Offset free data driven control: application to a process control trainer
Author(s) -
Salvador Jose R.,
Rodriguez Ramirez Daniel,
Alamo Teodoro,
Muñoz de la Peña David
Publication year - 2019
Publication title -
iet control theory and applications
Language(s) - English
Resource type - Journals
SCImago Journal Rank - 1.059
H-Index - 108
eISSN - 1751-8652
pISSN - 1751-8644
DOI - 10.1049/iet-cta.2019.0376
Subject(s) - offset (computer science) , control theory (sociology) , computer science , trainer , tracking error , affine transformation , process (computing) , data driven , control engineering , control (management) , artificial intelligence , mathematics , engineering , programming language , operating system , pure mathematics
This work presents a data driven control strategy able to track a set point without steady‐state error.

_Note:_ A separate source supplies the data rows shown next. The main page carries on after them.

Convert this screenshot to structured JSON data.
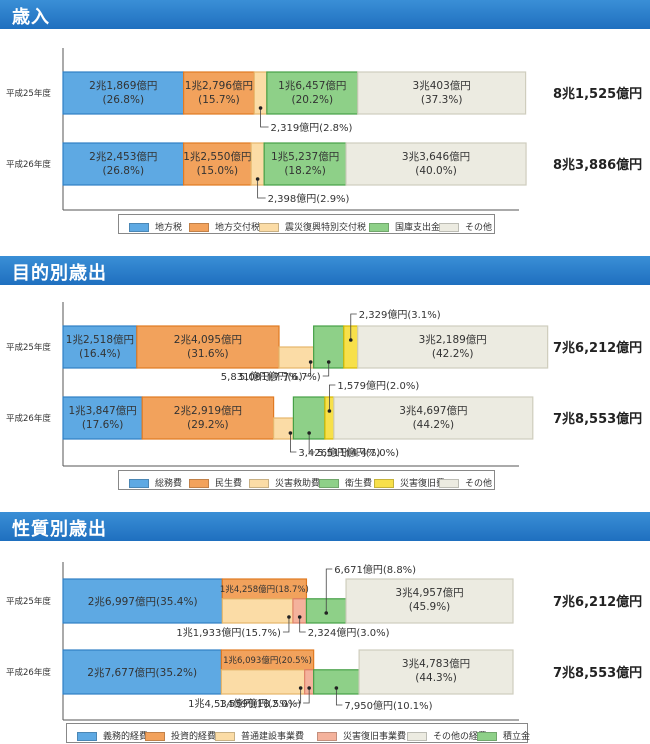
{
  "sections": [
    {
      "title": "歳入",
      "legend": [
        "地方税",
        "地方交付税",
        "震災復興特別交付税",
        "国庫支出金",
        "その他"
      ],
      "totals": [
        "8兆1,525億円",
        "8兆3,886億円"
      ]
    },
    {
      "title": "目的別歳出",
      "legend": [
        "総務費",
        "民生費",
        "災害救助費",
        "衛生費",
        "災害復旧費",
        "その他"
      ],
      "totals": [
        "7兆6,212億円",
        "7兆8,553億円"
      ]
    },
    {
      "title": "性質別歳出",
      "legend": [
        "義務的経費",
        "投資的経費",
        "普通建設事業費",
        "災害復旧事業費",
        "その他の経費",
        "積立金"
      ],
      "totals": [
        "7兆6,212億円",
        "7兆8,553億円"
      ]
    }
  ],
  "colors": {
    "blue": "#5ea9e3",
    "orange": "#f2a25c",
    "lightorange": "#fbdca6",
    "green": "#8ed088",
    "yellow": "#f7e04a",
    "salmon": "#f4b29c",
    "gray": "#ecebe1",
    "header": "#2a7fcc"
  },
  "chart_data": [
    {
      "type": "bar",
      "stacked": "horizontal",
      "title": "歳入",
      "categories": [
        "平成25年度",
        "平成26年度"
      ],
      "series": [
        {
          "name": "地方税",
          "values": [
            26.8,
            26.8
          ],
          "labels": [
            "2兆1,869億円",
            "2兆2,453億円"
          ],
          "pct_labels": [
            "(26.8%)",
            "(26.8%)"
          ]
        },
        {
          "name": "地方交付税",
          "values": [
            15.7,
            15.0
          ],
          "labels": [
            "1兆2,796億円",
            "1兆2,550億円"
          ],
          "pct_labels": [
            "(15.7%)",
            "(15.0%)"
          ]
        },
        {
          "name": "震災復興特別交付税",
          "values": [
            2.8,
            2.9
          ],
          "labels": [
            "2,319億円(2.8%)",
            "2,398億円(2.9%)"
          ]
        },
        {
          "name": "国庫支出金",
          "values": [
            20.2,
            18.2
          ],
          "labels": [
            "1兆6,457億円",
            "1兆5,237億円"
          ],
          "pct_labels": [
            "(20.2%)",
            "(18.2%)"
          ]
        },
        {
          "name": "その他",
          "values": [
            37.3,
            40.0
          ],
          "labels": [
            "3兆403億円",
            "3兆3,646億円"
          ],
          "pct_labels": [
            "(37.3%)",
            "(40.0%)"
          ]
        }
      ],
      "totals": [
        "8兆1,525億円",
        "8兆3,886億円"
      ]
    },
    {
      "type": "bar",
      "stacked": "horizontal",
      "title": "目的別歳出",
      "categories": [
        "平成25年度",
        "平成26年度"
      ],
      "series": [
        {
          "name": "総務費",
          "values": [
            16.4,
            17.6
          ],
          "labels": [
            "1兆2,518億円",
            "1兆3,847億円"
          ],
          "pct_labels": [
            "(16.4%)",
            "(17.6%)"
          ]
        },
        {
          "name": "民生費",
          "values": [
            31.6,
            29.2
          ],
          "labels": [
            "2兆4,095億円",
            "2兆2,919億円"
          ],
          "pct_labels": [
            "(31.6%)",
            "(29.2%)"
          ]
        },
        {
          "name": "災害救助費",
          "values": [
            7.7,
            4.4
          ],
          "labels": [
            "5,831億円(7.7%)",
            "3,426億円(4.4%)"
          ]
        },
        {
          "name": "衛生費",
          "values": [
            6.7,
            7.0
          ],
          "labels": [
            "5,081億円(6.7%)",
            "5,511億円(7.0%)"
          ]
        },
        {
          "name": "災害復旧費",
          "values": [
            3.1,
            2.0
          ],
          "labels": [
            "2,329億円(3.1%)",
            "1,579億円(2.0%)"
          ]
        },
        {
          "name": "その他",
          "values": [
            42.2,
            44.2
          ],
          "labels": [
            "3兆2,189億円",
            "3兆4,697億円"
          ],
          "pct_labels": [
            "(42.2%)",
            "(44.2%)"
          ]
        }
      ],
      "totals": [
        "7兆6,212億円",
        "7兆8,553億円"
      ]
    },
    {
      "type": "bar",
      "stacked": "horizontal",
      "title": "性質別歳出",
      "categories": [
        "平成25年度",
        "平成26年度"
      ],
      "series": [
        {
          "name": "義務的経費",
          "values": [
            35.4,
            35.2
          ],
          "labels": [
            "2兆6,997億円(35.4%)",
            "2兆7,677億円(35.2%)"
          ]
        },
        {
          "name": "投資的経費",
          "values": [
            18.7,
            20.5
          ],
          "labels": [
            "1兆4,258億円(18.7%)",
            "1兆6,093億円(20.5%)"
          ]
        },
        {
          "name": "普通建設事業費",
          "values": [
            15.7,
            18.5
          ],
          "labels": [
            "1兆1,933億円(15.7%)",
            "1兆4,534億円(18.5%)"
          ]
        },
        {
          "name": "災害復旧事業費",
          "values": [
            3.0,
            2.0
          ],
          "labels": [
            "2,324億円(3.0%)",
            "1,559億円(2.0%)"
          ]
        },
        {
          "name": "積立金",
          "values": [
            8.8,
            10.1
          ],
          "labels": [
            "6,671億円(8.8%)",
            "7,950億円(10.1%)"
          ]
        },
        {
          "name": "その他の経費",
          "values": [
            45.9,
            44.3
          ],
          "labels": [
            "3兆4,957億円",
            "3兆4,783億円"
          ],
          "pct_labels": [
            "(45.9%)",
            "(44.3%)"
          ]
        }
      ],
      "totals": [
        "7兆6,212億円",
        "7兆8,553億円"
      ]
    }
  ]
}
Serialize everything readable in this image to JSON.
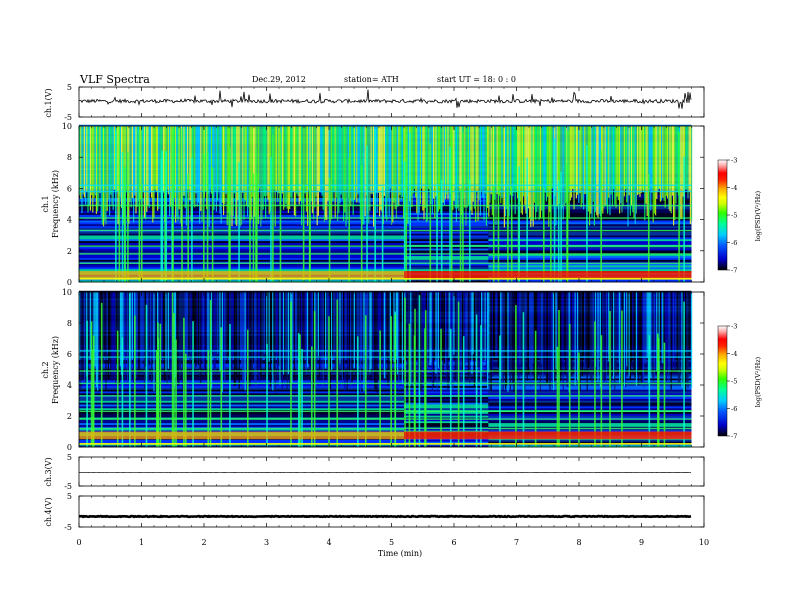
{
  "header": {
    "title": "VLF  Spectra",
    "date": "Dec.29, 2012",
    "station": "station= ATH",
    "start": "start  UT  =    18: 0  : 0"
  },
  "chart_data": {
    "type": "heatmap",
    "x": {
      "label": "Time  (min)",
      "range": [
        0,
        10
      ],
      "ticks": [
        "0",
        "1",
        "2",
        "3",
        "4",
        "5",
        "6",
        "7",
        "8",
        "9",
        "10"
      ]
    },
    "panels": [
      {
        "id": "ch1_waveform",
        "type": "line",
        "ylabel": "ch.1(V)",
        "yticks": [
          "5",
          "-5"
        ],
        "ylim": [
          -5,
          5
        ],
        "baseline": 0.3,
        "data_end_min": 9.8
      },
      {
        "id": "ch1_spectrogram",
        "type": "heatmap",
        "ylabel_channel": "ch.1",
        "ylabel": "Frequency  (kHz)",
        "yticks": [
          "0",
          "2",
          "4",
          "6",
          "8",
          "10"
        ],
        "ylim": [
          0,
          10
        ],
        "data_end_min": 9.8,
        "sferic_band_above_kHz": 6,
        "segments_change_min": [
          5.2,
          6.55
        ],
        "intense_band_kHz": [
          0.2,
          0.7
        ]
      },
      {
        "id": "ch2_spectrogram",
        "type": "heatmap",
        "ylabel_channel": "ch.2",
        "ylabel": "Frequency  (kHz)",
        "yticks": [
          "0",
          "2",
          "4",
          "6",
          "8",
          "10"
        ],
        "ylim": [
          0,
          10
        ],
        "data_end_min": 9.8,
        "sferic_band_above_kHz": 6,
        "segments_change_min": [
          5.2,
          6.55
        ],
        "intense_band_kHz": [
          0.5,
          1.0
        ]
      },
      {
        "id": "ch3_waveform",
        "type": "line",
        "ylabel": "ch.3(V)",
        "yticks": [
          "5",
          "-5"
        ],
        "ylim": [
          -5,
          5
        ],
        "baseline": -0.4,
        "data_end_min": 9.8
      },
      {
        "id": "ch4_waveform",
        "type": "line",
        "ylabel": "ch.4(V)",
        "yticks": [
          "5",
          "-5"
        ],
        "ylim": [
          -5,
          5
        ],
        "baseline": -1.6,
        "data_end_min": 9.8
      }
    ],
    "colorbar": {
      "label": "log(PSD(V²/Hz)",
      "ticks": [
        "-3",
        "-4",
        "-5",
        "-6",
        "-7"
      ],
      "range": [
        -7,
        -3
      ],
      "colors": [
        "#000000",
        "#0000cc",
        "#0055ff",
        "#00ccff",
        "#00ff99",
        "#33ff00",
        "#ccff00",
        "#ffff00",
        "#ffaa00",
        "#ff3300",
        "#ff0000",
        "#ffaaaa",
        "#ffffff"
      ]
    }
  }
}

The control sequence is computed as an affine combination of past control signals, which belong to a set of trajectories stored in a process historian database. This affine combination is computed so that the variance of the tracking error is minimised. It is shown that offset free control, that is zero mean tracking error, is achieved under the assumption that the state is measurable, the underlying dynamics are linear and the trajectories of the database share the same error dynamics and are in turn offset free. The proposed strategy learns the underlying controller stored in the database while maintaining its offset free tracking capability in spite of differences in the reference, disturbances and operating conditions. No training phase is required and newly obtained process data can be easily taken into account. The proposed strategy, related to direct weight optimisation learning techniques, is tested on a process control trainer.